Fruit Loaf or Tomato & Rosemary Loaf

Exchange Value: 0* Servings: 2


  • 290ml water, warm
  • 200ml Sno-Pro
  • 500g Loprofin Mix
  • 9g psyllium husks
  • 4 tbsp olive oil
  • 3g sugar
  • 1 sachet dried yeast (supplied with Loprofin Mix)
  • 2g fine salt


Fruit Loaf:

Follow the basic bread recipe below but at Step 2 stir in:

• 125g dried sultanas, cherries and apricots

• 2 tsp mixed spice and/or 2 tbsp black treacle

Sundried Tomato & Rosemary Loaf:

Follow the basic recipe but at Step 2 add:

• 3 tbsp tomato purée

• 1 tbsp garlic purée

• ½ sprig of fresh rosemary or 1 tbsp dried rosemary

  1. Preheat the oven to 220C. Lightly grease a 2lb and a 1lb loaf tin or three 1lb loaf tins.
  2. Place warm water and Sno-Pro into a bowl, add the dried yeast and stir.
  3. Add the sugar and psyllium husks to the bowl, stir and allow to stand for 10 minutes until the mixture thickens.
  4. Add the olive oil, Loprofin Mix and salt to the thickened mixture and beat for 2–3 minutes.
  5. Divide the bread mixture between the loaf tins and brush the tops of the loaves with olive oil.
  6. Leave the dough to rise in a warm place for 30 minutes or until it doubles in size.
  7. Bake in a pre-heated oven for 30 minutes or until golden brown.
  8. When cooked, remove from the tin and leave to cool on a wire rack.
  9. Wrap in greaseproof paper and use within 3 days or freeze for up to 3 months.

Chef's Tip

Slice the bread before freezing for quick defrosting.


Allergens may be present, please check individual product and ingredient labels.

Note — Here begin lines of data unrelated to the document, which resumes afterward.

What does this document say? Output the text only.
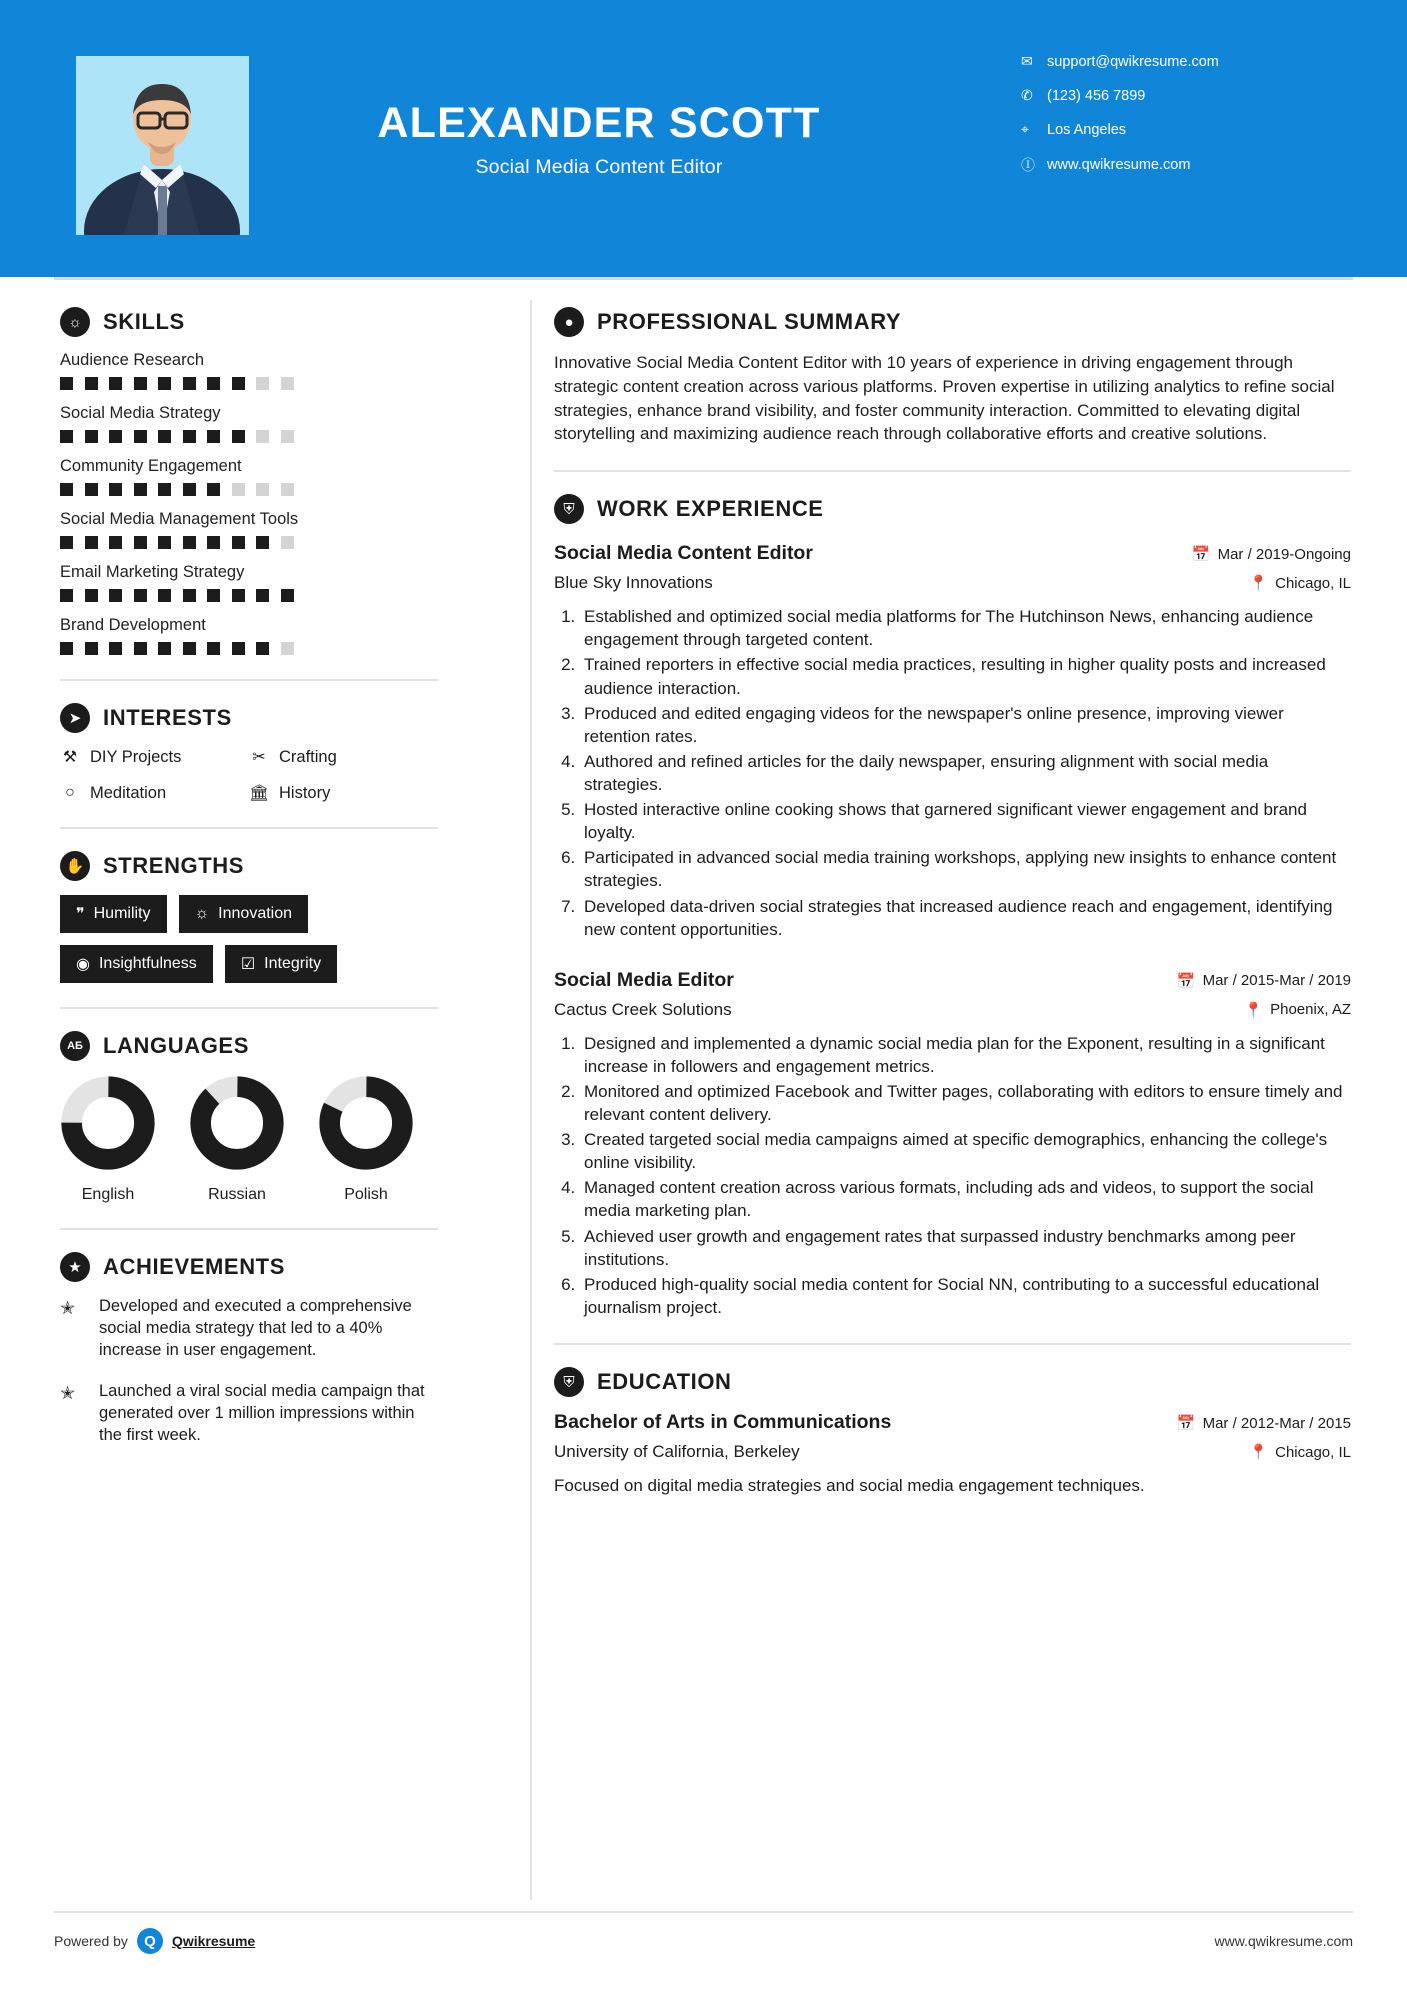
ALEXANDER SCOTT
Social Media Content Editor
✉ support@qwikresume.com
✆ (123) 456 7899
⌖	Los Angeles
Ⓘ www.qwikresume.com
☼ SKILLS
Audience Research
Social Media Strategy
Community Engagement
Social Media Management Tools
Email Marketing Strategy
Brand Development
➤ INTERESTS
⚒ DIY Projects	✂ Crafting
○ Meditation	🏛 History
✋ STRENGTHS
❞ Humility	☼ Innovation
◉ Insightfulness	☑ Integrity
AБ LANGUAGES
English	Russian	Polish
★ ACHIEVEMENTS
✭	Developed and executed a comprehensive social media strategy that led to a 40% increase in user engagement.
✭	Launched a viral social media campaign that generated over 1 million impressions within the first week.
●	PROFESSIONAL SUMMARY
Innovative Social Media Content Editor with 10 years of experience in driving engagement through strategic content creation across various platforms. Proven expertise in utilizing analytics to refine social strategies, enhance brand visibility, and foster community interaction. Committed to elevating digital storytelling and maximizing audience reach through collaborative efforts and creative solutions.
⛨	WORK EXPERIENCE
Social Media Content Editor	📅 Mar / 2019-Ongoing
Blue Sky Innovations	📍 Chicago, IL
1. Established and optimized social media platforms for The Hutchinson News, enhancing audience engagement through targeted content.
2. Trained reporters in effective social media practices, resulting in higher quality posts and increased audience interaction.
3. Produced and edited engaging videos for the newspaper's online presence, improving viewer retention rates.
4. Authored and refined articles for the daily newspaper, ensuring alignment with social media strategies.
5. Hosted interactive online cooking shows that garnered significant viewer engagement and brand loyalty.
6. Participated in advanced social media training workshops, applying new insights to enhance content strategies.
7. Developed data-driven social strategies that increased audience reach and engagement, identifying new content opportunities.
Social Media Editor	📅 Mar / 2015-Mar / 2019
Cactus Creek Solutions	📍 Phoenix, AZ
1. Designed and implemented a dynamic social media plan for the Exponent, resulting in a significant increase in followers and engagement metrics.
2. Monitored and optimized Facebook and Twitter pages, collaborating with editors to ensure timely and relevant content delivery.
3. Created targeted social media campaigns aimed at specific demographics, enhancing the college's online visibility.
4. Managed content creation across various formats, including ads and videos, to support the social media marketing plan.
5. Achieved user growth and engagement rates that surpassed industry benchmarks among peer institutions.
6. Produced high-quality social media content for Social NN, contributing to a successful educational journalism project.
⛨	EDUCATION
Bachelor of Arts in Communications	📅 Mar / 2012-Mar / 2015
University of California, Berkeley	📍 Chicago, IL
Focused on digital media strategies and social media engagement techniques.
Powered by	Q	Qwikresume	www.qwikresume.com
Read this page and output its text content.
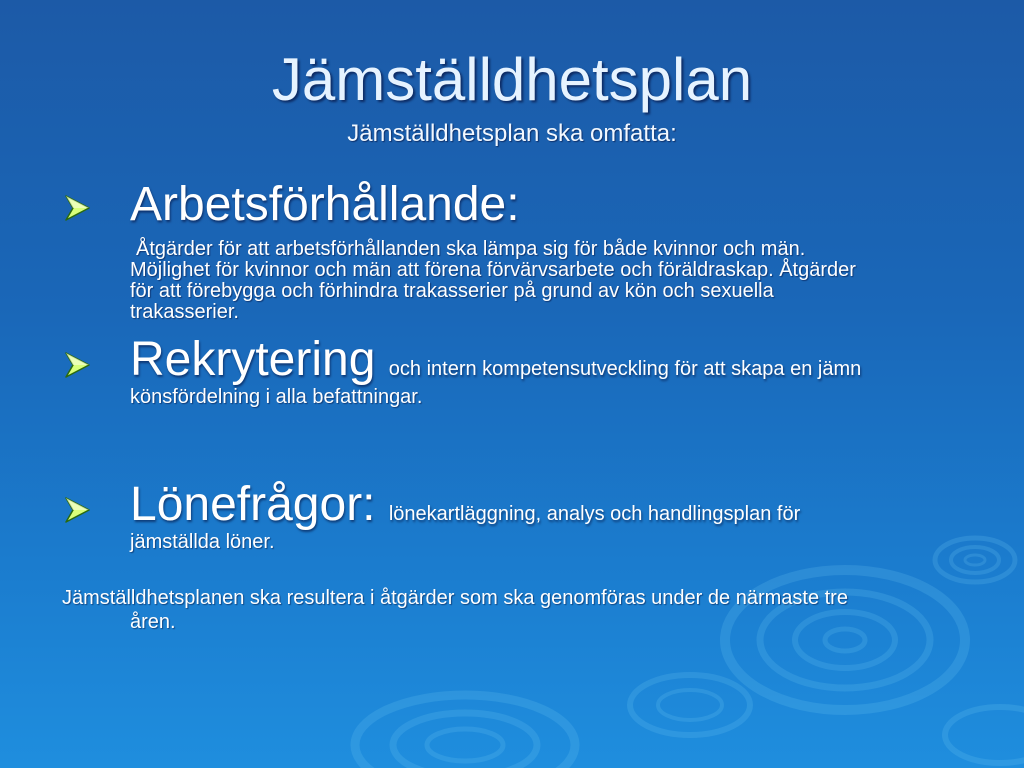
Jämställdhetsplan
Jämställdhetsplan ska omfatta:
Arbetsförhållande:
Åtgärder för att arbetsförhållanden ska lämpa sig för både kvinnor och män.
Möjlighet för kvinnor och män att förena förvärvsarbete och föräldraskap. Åtgärder
för att förebygga och förhindra trakasserier på grund av kön och sexuella
trakasserier.
Rekrytering och intern kompetensutveckling för att skapa en jämn
könsfördelning i alla befattningar.
Lönefrågor: lönekartläggning, analys och handlingsplan för
jämställda löner.
Jämställdhetsplanen ska resultera i åtgärder som ska genomföras under de närmaste tre
åren.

If concerned about allergens please contact your healthcare professional.
The Loprofin Range and Sno-Pro are Foods for Special Medical Purposes, for the dietary management of Inherited Metabolic Disorders, and must be used under medical supervision. This recipe is intended for patients who have been prescribed Loprofin and Sno-Pro by a healthcare professional.
* The protein content indicated in this recipe is provided as a guide only. Please check the protein content on individual ingredients and food labels.